2. The expected (subject, relation, object, valid_from, valid_until)
triples appear.
3. Re-running yields the same set (idempotency).
### 1.5 Schema validation + idempotent re-ingest
A single `validate_family_tree(data, source_path) -> None` raises
`FamilyTreeSchemaError(message, line=N)` with the offending line.
Tests assert:
- `NO: false` (the Norway problem) is rejected.
- `parents: null` on a non-root is rejected.
- A duplicate `(lineage, member_id)` on re-ingest is silently merged,
not duplicated (AC 1.7).
### 1.6 time_model.py ≥30 cases
Parametrize the existing 13 self-tests, plus add:
- month/day precision (`3rd_age.year_345.month_3.day_17`)
- `:Now` config node resolution (the slice 0 code path already
takes `current_time=`; promote it to module-level config)
- half-open window edge cases
- both bounds null with `at=None` → True
- a malformed time string raises `ValueError`
Target: 30+ cases, all passing.
### 1.7 seed/ YAMLs + demo
Three example YAMLs in `lore_engine_poc/seed/yaml/`:
- `ashveil_bloodline.yaml` — lineage (the AC 1.15 cross-lineage case)
- `house_raventhorne.yaml` — faction (AC 1.14 multi-membership)
- `battle_of_black_spire.yaml` — timeline event (AC 1.11 demo query)

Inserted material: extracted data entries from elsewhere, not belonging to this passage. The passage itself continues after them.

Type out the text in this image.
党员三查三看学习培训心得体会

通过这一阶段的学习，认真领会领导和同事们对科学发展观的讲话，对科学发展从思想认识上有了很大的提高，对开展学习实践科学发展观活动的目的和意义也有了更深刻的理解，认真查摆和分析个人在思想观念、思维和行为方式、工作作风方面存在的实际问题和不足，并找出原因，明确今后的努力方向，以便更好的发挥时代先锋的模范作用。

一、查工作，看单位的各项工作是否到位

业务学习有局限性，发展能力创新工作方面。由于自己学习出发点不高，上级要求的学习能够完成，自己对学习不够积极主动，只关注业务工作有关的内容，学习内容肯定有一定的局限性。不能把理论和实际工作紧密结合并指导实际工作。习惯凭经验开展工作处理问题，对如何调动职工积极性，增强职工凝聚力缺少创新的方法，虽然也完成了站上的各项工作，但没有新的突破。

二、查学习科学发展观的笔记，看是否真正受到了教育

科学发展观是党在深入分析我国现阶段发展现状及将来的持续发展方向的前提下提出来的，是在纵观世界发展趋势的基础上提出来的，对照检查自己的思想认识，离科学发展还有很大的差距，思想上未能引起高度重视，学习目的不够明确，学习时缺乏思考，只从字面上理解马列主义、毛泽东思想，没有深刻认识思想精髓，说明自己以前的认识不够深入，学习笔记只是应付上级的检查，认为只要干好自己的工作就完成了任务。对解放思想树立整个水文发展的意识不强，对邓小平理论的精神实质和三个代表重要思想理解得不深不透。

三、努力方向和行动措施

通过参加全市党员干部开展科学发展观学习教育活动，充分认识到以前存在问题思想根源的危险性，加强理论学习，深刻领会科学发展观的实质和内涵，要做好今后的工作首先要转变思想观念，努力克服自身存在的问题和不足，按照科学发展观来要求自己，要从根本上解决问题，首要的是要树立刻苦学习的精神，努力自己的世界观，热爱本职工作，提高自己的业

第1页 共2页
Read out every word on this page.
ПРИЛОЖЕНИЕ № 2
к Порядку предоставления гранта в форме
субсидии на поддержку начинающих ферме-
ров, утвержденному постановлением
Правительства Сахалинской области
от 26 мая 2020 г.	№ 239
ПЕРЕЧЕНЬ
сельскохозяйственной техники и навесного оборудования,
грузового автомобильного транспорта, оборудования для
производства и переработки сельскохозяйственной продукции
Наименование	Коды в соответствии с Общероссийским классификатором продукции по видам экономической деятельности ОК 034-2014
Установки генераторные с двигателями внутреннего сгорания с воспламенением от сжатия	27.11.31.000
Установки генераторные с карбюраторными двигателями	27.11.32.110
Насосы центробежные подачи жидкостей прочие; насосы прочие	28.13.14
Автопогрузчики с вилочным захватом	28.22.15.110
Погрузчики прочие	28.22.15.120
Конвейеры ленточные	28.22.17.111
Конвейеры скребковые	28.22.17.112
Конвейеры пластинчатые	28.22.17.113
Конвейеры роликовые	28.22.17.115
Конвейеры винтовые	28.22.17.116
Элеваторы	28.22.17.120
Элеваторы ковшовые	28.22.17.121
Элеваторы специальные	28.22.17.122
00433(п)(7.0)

`scripts/02_demo.py` gains three queries that *only* return true
inside the window (the negative case proves the time filter is real,
not bypassed).
## Spot-check protocol
After every sub-slice lands, a single `pytest -q` runs in
`lore-engine-poc/`. Sub-agent commits get reviewed before merging
into `main`:
- `git diff main..wt/<branch>` — small, scoped to one AC family
- `pytest -q` from the sub-agent's branch tip
- If anything looks out-of-scope, surface it instead of merging.
## Out of scope (deferred)
- LLM extraction (slice 3) — separate track, separate slice.
- Consistency engine (slice 2) — needs both 1 and 3, lands later.
- Neo4j UDF port — slice 0's pure-Python port stays as the test
oracle; Neo4j Java port is a polish item per ADR 0008.